Garat called the reform draft “cowardly.” He said the Commission succumbed to pressure from environmentalists and biased media “without taking into consideration the repercussions on the fishing sector.” In his view, the state of the fish stocks is not as “catastrophic” as Commission officials appear to believe.

Yet it seems the industry’s efforts have staved off its worst nightmares.

Nothing came of ambitions to make overfishing a crime, as happened in the U.S. under the Magnuson-Stevens Act, or to require quotas be consistent with what scientists say is biologically sustainable. There was no proposal on how to limit the oversized fishing fleet or to implement quotas in the fishing agreements with foreign countries.

EU’s top fisheries official Commissioner Maria Damanaki told ICIJ her proposal is “radical.” She said Brussels will stop directly subsidizing the industry. “Now we are going to give money in a very prudent way and under very strict conditions,” she said. “And we are going to ask for paybacks in the case of illegal fishing.”

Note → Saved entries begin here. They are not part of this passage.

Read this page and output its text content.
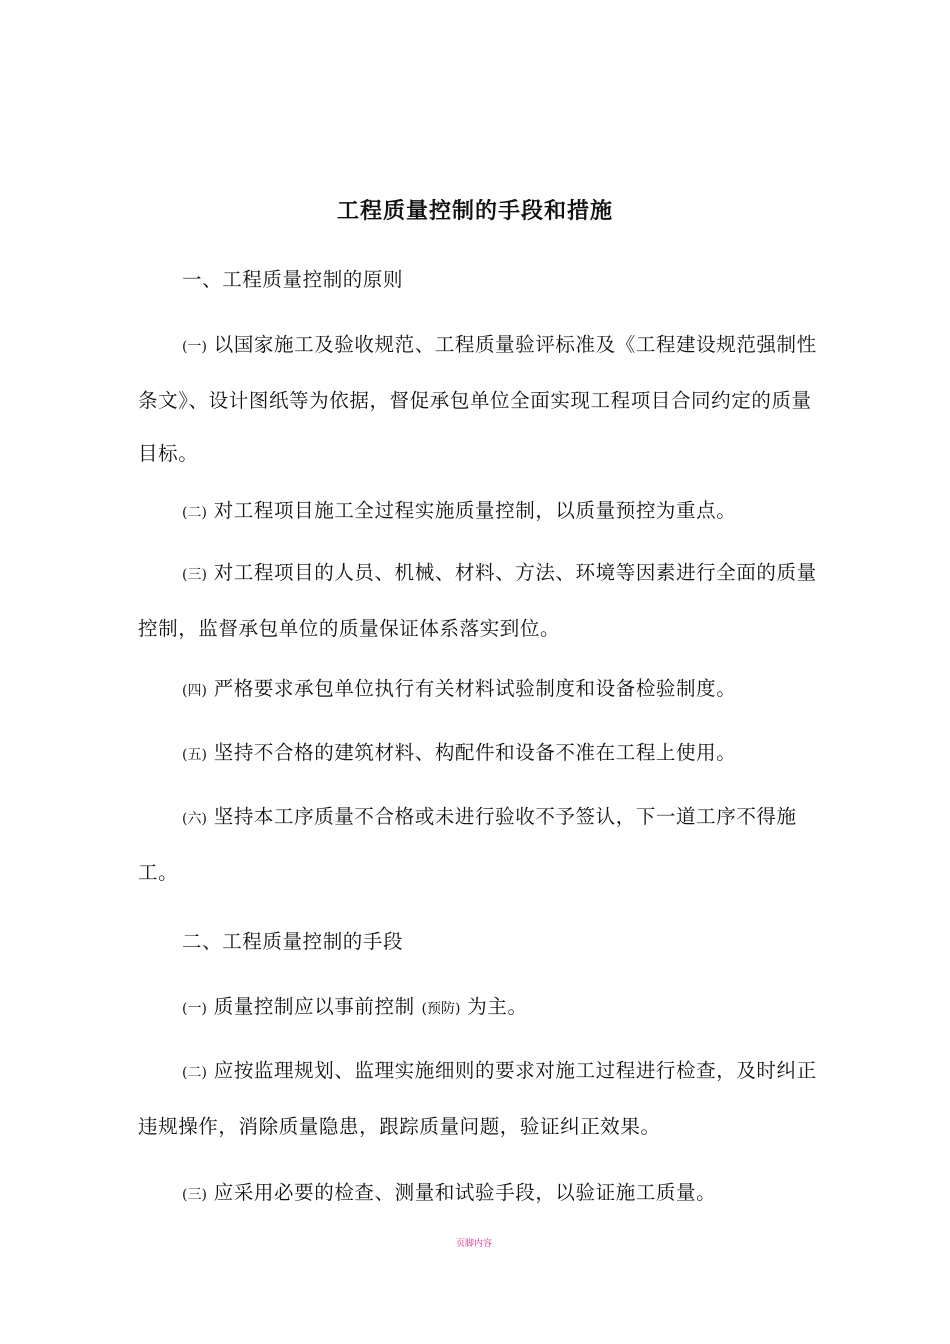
工程质量控制的手段和措施
一、工程质量控制的原则
(一) 以国家施工及验收规范、工程质量验评标准及《工程建设规范强制性条文》、设计图纸等为依据，督促承包单位全面实现工程项目合同约定的质量目标。
(二) 对工程项目施工全过程实施质量控制，以质量预控为重点。
(三) 对工程项目的人员、机械、材料、方法、环境等因素进行全面的质量控制，监督承包单位的质量保证体系落实到位。
(四) 严格要求承包单位执行有关材料试验制度和设备检验制度。
(五) 坚持不合格的建筑材料、构配件和设备不准在工程上使用。
(六) 坚持本工序质量不合格或未进行验收不予签认，下一道工序不得施工。
二、工程质量控制的手段
(一) 质量控制应以事前控制 (预防) 为主。
(二) 应按监理规划、监理实施细则的要求对施工过程进行检查，及时纠正违规操作，消除质量隐患，跟踪质量问题，验证纠正效果。
(三) 应采用必要的检查、测量和试验手段，以验证施工质量。
页脚内容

Damanaki also highlighted proposed changes in the fishing partnership agreements. “We are going to call them sustainable fisheries agreements because we’re going to fish only for the surplus — if there is any surplus,” she said. “Also, we’re going to respect human rights in these areas.”

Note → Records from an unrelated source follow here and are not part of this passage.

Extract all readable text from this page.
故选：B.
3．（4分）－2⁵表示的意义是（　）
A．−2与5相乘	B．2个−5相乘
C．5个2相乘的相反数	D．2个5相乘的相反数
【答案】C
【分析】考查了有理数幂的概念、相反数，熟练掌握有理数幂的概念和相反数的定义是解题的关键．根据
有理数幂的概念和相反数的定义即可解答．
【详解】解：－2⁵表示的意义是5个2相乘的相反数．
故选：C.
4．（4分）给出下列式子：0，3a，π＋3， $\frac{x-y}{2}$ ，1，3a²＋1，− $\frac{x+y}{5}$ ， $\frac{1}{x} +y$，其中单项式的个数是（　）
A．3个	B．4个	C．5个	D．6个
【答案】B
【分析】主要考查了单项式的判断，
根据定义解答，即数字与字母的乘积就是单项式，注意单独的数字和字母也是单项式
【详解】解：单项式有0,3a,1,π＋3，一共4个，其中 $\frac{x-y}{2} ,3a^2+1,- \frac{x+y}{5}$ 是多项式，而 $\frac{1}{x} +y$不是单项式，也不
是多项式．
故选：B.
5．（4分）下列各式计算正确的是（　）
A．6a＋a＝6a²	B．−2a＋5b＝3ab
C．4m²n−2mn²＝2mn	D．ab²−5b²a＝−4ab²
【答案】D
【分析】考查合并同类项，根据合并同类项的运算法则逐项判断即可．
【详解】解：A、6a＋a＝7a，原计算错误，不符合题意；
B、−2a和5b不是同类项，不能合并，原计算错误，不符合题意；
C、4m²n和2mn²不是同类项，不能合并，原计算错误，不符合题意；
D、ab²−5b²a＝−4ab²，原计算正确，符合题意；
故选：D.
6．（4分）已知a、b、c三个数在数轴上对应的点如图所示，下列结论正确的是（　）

Given the hype, Green party MEP Lövin said, “I had expected a clause on human rights.” But the human rights clause originally in the legislative text was missing from the final proposal.

Lövin ran for office on a ticket pledging to change the fishing policy. She said the proposal is a lot less radical than she had hoped — especially as the coming negotiations will water it down even more. “The law can´t allow for politicians to compromise with the environment when long-term environmental goals clash with short-term profit,” she said.

Ernesto Penas Lado, director of the European Commission’s fisheries policy unit, said the mindset in Spain and among fishing nations globally is that no single country feels responsible for the fate of the fish in the sea.

“It’s the tragedy of the commons,” he said. “Because the resources belong to no one, they belong to everyone.” In the EU, 27 countries have to come to a consensus on a common fishing policy. There’s no mentality of making a sacrifice for preservation, Penas said. “People think: Whatever I do not fish, my neighbor will.”

David Cabo (Spain), Fredrik Laurin (Sweden) and Brigitte Alfter (Denmark) contributed to this story.